- Title card
- Written by: John Pilger
- Directed by: John Pilger Christopher Martin Sean Crotty
- Starring: John Pilger James R. Schlesinger Cassam Uteem Bill Rammell Mark Curtis Louis Olivier Bancoult
- Music by: Nicholas Russell-Pavier
- Country of origin: United Kingdom
- Original languages: English Chagossian Creole Mauritian Creole

Production
- Producers: Christopher Martin Polly Bide
- Cinematography: Preston Clothier
- Editor: Joe Frost
- Running time: 56 minutes
- Production company: Carlton Television

Original release
- Release: 2004

= Stealing a Nation =

Stealing a Nation is a 2004 Granada Television documentary about the British–American clandestine operation that saw the expulsion of the Chagossian population who have lived on Diego Garcia and neighbouring islands since the late 18th century. More than 2,000 people were forcefully relocated to Mauritius between 1967 and 1973, so that Diego Garcia could become a United States military airbase. The film contains a series of interviews with Chagossians, who have been deprived of their right of return and forced to live in abject poverty.

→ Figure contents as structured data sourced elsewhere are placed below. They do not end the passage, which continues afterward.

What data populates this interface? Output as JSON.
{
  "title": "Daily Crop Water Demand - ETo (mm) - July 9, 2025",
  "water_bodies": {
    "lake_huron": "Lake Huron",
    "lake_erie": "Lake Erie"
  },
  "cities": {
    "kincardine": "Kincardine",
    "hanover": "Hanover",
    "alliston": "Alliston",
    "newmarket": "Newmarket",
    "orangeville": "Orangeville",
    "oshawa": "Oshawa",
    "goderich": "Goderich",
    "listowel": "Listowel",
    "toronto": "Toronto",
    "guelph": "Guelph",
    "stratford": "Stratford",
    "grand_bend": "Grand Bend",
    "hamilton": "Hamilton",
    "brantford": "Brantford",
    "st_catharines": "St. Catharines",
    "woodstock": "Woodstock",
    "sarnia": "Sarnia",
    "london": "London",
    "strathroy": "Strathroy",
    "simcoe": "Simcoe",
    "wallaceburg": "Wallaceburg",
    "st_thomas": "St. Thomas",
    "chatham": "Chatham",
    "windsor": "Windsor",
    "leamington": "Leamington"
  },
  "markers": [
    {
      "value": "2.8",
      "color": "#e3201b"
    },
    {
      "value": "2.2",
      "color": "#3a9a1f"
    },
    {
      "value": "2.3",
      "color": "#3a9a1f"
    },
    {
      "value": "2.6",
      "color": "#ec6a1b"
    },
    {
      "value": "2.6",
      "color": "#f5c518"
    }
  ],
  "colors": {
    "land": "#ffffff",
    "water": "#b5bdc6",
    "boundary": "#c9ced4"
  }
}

Stealing a Nation was written and directed by Australian journalist John Pilger, and produced and directed by Christopher Martin; reconstruction footage was directed by Sean Crotty.

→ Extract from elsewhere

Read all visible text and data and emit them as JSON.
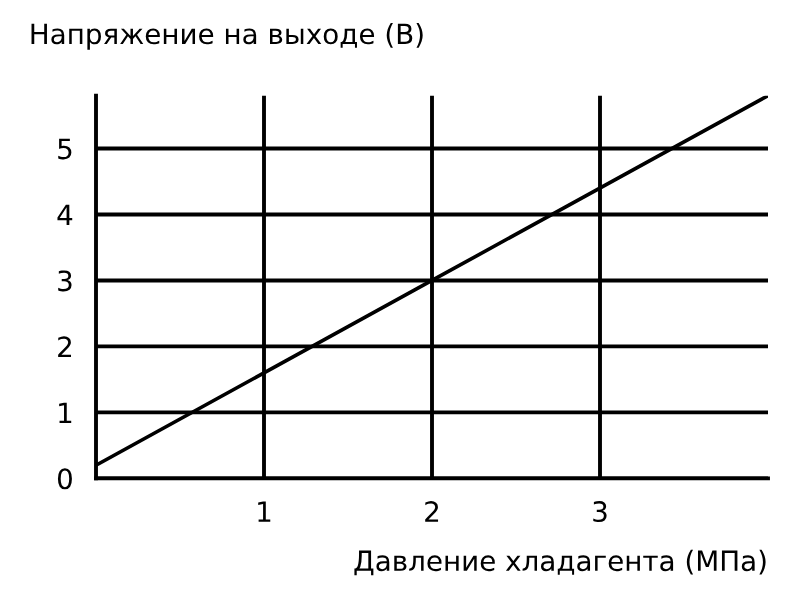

== Reception, awards and festival screenings ==
Stealing a Nation was awarded the 2004 Royal Television Society Award in the category "Single Documentary - General".

The film was screened at the United Nations Association Film Festival in October 2005.

It was given the Chris Award in the Social Issues category at the Columbus International Film & Video Festival in November 2005.